Mushtaq was one of the players implicated in the Justice Qayyum Commission report in 2000, after which he was fined Rs.300,000. The Commission had recommended that Mushtaq be censured, kept under close watch and not be given any office of responsibility (selection or captaincy) in the team or in the board. The diminutive spinner played a key role in Pakistan’s World Cup victory in 1992 in tandem with Wasim Akram. Cast out from the national team later on in his career, he turned his attention to English county cricket where he took more than 100 wickets for Sussex for five successive seasons and helped them win the championship in 2003, 2006 and 2007. Mushtaq’s coaching tenure with the England team coincided with the rise of Graeme Swann, one of the country’s best ever spinners who abruptly retired partway through the 2013-2014 Ashes won 5-0 by Australia.

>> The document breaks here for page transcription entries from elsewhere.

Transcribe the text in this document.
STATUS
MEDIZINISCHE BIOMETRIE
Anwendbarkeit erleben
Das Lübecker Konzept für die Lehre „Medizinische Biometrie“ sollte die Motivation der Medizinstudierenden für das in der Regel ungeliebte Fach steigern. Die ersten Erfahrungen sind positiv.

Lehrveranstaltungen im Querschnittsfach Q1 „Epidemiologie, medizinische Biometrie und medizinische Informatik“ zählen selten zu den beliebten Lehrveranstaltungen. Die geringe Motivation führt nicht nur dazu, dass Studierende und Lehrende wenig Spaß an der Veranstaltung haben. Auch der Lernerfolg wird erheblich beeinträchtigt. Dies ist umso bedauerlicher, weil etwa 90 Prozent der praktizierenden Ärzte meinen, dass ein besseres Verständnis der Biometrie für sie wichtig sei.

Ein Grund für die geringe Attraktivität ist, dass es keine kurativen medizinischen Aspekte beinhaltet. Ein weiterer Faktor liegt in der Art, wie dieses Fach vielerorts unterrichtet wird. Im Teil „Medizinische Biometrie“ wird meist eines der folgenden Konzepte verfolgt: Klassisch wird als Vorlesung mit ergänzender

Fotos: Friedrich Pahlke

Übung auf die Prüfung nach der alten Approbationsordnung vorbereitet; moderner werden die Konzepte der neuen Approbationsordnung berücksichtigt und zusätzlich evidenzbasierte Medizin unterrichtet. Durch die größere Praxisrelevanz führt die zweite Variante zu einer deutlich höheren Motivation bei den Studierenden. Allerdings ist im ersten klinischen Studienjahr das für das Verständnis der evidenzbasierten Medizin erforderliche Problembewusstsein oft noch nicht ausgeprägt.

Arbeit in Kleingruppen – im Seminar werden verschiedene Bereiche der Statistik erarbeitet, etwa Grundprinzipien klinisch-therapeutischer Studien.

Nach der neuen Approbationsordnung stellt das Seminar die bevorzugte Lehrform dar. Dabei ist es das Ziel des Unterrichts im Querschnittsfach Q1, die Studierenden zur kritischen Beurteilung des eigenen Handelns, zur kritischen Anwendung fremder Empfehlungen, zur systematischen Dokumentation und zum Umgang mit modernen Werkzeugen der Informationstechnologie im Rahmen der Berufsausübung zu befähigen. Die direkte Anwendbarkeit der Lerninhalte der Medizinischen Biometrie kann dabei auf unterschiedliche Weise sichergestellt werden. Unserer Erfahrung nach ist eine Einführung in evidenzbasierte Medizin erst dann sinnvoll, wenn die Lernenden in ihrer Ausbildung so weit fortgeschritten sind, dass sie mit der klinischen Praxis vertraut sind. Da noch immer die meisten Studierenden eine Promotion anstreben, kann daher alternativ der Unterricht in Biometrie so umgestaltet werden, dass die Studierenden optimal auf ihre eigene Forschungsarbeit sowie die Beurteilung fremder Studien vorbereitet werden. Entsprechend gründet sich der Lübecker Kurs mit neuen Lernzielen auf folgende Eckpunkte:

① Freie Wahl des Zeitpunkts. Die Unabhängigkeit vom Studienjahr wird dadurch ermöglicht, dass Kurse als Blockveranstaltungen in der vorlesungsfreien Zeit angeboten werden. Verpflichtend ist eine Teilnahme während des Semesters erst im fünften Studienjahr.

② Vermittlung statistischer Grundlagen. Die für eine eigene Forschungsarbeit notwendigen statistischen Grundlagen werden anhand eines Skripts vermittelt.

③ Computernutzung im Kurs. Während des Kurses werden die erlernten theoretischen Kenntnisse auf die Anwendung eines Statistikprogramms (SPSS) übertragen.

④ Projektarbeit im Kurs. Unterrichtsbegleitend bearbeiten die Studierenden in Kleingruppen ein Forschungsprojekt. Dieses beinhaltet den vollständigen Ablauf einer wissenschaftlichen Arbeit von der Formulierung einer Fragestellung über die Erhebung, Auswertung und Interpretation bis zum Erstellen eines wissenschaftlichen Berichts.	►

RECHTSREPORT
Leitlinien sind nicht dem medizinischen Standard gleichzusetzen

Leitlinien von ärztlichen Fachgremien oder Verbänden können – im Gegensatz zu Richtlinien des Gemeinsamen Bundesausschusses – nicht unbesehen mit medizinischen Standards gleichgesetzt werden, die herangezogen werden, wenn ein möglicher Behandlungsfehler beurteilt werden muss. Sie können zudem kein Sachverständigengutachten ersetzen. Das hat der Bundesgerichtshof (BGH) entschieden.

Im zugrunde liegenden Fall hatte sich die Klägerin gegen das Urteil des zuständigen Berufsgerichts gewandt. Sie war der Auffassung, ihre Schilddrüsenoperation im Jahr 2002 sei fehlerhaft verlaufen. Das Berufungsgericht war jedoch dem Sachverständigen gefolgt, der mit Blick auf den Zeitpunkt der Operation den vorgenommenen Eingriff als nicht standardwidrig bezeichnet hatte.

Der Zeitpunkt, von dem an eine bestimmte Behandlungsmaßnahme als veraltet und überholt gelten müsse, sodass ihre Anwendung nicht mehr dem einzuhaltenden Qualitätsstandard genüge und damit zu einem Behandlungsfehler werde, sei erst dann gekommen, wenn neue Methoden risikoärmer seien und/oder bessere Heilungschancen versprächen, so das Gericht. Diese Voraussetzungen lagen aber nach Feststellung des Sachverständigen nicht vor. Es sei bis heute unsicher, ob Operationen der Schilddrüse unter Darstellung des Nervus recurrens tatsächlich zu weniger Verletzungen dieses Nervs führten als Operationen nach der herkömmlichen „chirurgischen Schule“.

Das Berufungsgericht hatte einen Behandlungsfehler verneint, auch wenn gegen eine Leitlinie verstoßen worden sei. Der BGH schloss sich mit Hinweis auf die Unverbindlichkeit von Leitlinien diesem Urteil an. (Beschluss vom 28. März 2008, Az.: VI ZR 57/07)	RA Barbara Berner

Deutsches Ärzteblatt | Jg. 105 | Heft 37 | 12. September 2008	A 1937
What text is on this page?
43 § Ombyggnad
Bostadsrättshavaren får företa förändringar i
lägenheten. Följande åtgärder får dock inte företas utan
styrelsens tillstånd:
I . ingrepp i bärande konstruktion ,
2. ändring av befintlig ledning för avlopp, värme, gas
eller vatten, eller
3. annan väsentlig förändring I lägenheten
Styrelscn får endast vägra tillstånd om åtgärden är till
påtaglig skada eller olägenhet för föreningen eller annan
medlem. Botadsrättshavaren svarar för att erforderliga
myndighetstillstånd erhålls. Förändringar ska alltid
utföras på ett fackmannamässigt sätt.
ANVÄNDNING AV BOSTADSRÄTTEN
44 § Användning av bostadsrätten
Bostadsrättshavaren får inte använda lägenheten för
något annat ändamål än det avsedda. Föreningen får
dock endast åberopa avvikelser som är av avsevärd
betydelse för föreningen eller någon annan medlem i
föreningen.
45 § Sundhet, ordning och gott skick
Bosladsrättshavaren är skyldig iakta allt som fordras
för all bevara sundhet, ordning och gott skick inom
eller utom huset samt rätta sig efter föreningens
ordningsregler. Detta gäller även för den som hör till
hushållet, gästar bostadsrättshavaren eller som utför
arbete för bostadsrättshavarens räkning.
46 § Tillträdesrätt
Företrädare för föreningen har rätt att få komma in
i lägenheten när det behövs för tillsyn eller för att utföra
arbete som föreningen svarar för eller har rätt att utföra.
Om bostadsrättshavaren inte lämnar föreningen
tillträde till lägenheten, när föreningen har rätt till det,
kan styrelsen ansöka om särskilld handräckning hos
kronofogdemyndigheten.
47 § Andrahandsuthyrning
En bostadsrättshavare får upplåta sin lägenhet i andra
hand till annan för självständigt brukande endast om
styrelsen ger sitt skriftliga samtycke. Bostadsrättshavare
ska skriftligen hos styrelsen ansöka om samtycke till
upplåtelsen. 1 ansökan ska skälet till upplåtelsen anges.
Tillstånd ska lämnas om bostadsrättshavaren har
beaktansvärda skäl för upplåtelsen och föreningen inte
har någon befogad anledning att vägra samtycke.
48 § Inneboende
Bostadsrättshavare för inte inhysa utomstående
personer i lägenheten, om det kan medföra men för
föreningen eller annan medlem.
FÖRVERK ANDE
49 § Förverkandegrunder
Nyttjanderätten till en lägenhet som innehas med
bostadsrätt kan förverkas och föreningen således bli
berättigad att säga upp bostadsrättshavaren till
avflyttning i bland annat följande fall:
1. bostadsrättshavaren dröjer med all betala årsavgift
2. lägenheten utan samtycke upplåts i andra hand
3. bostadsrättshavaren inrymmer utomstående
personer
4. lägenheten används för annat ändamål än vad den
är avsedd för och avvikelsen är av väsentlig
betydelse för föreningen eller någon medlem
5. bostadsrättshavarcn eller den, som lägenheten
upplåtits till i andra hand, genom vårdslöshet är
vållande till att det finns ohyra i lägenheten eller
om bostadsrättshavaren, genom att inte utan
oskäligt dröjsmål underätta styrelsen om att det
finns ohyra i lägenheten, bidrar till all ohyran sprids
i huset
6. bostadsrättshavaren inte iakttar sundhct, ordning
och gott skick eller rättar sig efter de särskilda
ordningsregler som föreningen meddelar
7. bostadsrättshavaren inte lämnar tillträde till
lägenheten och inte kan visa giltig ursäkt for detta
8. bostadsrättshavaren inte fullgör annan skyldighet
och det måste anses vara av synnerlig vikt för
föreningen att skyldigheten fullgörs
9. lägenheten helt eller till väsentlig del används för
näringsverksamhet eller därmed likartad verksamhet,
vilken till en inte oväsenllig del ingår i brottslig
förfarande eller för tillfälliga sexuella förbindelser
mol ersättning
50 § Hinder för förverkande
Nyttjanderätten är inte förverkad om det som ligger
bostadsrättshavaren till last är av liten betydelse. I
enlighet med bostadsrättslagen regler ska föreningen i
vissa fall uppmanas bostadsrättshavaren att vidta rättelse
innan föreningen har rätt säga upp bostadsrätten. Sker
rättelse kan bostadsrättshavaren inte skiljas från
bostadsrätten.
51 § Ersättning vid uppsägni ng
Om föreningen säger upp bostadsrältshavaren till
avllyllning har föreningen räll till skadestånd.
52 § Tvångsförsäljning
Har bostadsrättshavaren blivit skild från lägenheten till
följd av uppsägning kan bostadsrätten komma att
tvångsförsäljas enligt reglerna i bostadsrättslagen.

Mushtaq said he would do his best to serve Pakistan spinners and would also help batsmen learn how to counter rival spinners. “It’s a big big honour for me and I will do my best.” Reacting to criticism in some quarters over his hiring, Mushtaq said: “I am surprised why people are against my appointment. I had been coach before and then served England so there were no problems before, why now? There is no concern shown by the PCB at all and I am excited to work with my own country,” Mushtaq said. “I always wanted to work with Pakistan and if a country like England can support me, then why not my own country. England is a country that is very sensitive about match-fixing and they had utilised my services, then how come the critics in Pakistan are raising a finger on me.”
In 2010 the-then International Cricket Council (ICC) chief Haroon Lorgat revealed to The Guardian, a British newspaper, that he had warned the England Cricket Board to perform due diligence before appointing Mushtaq. Mushtaq last played for Pakistan in 2003 but extended his county career and retired from first-class cricket in 2008. He also played 144 ODIs, taking 161 one-day wickets in 14-year international career.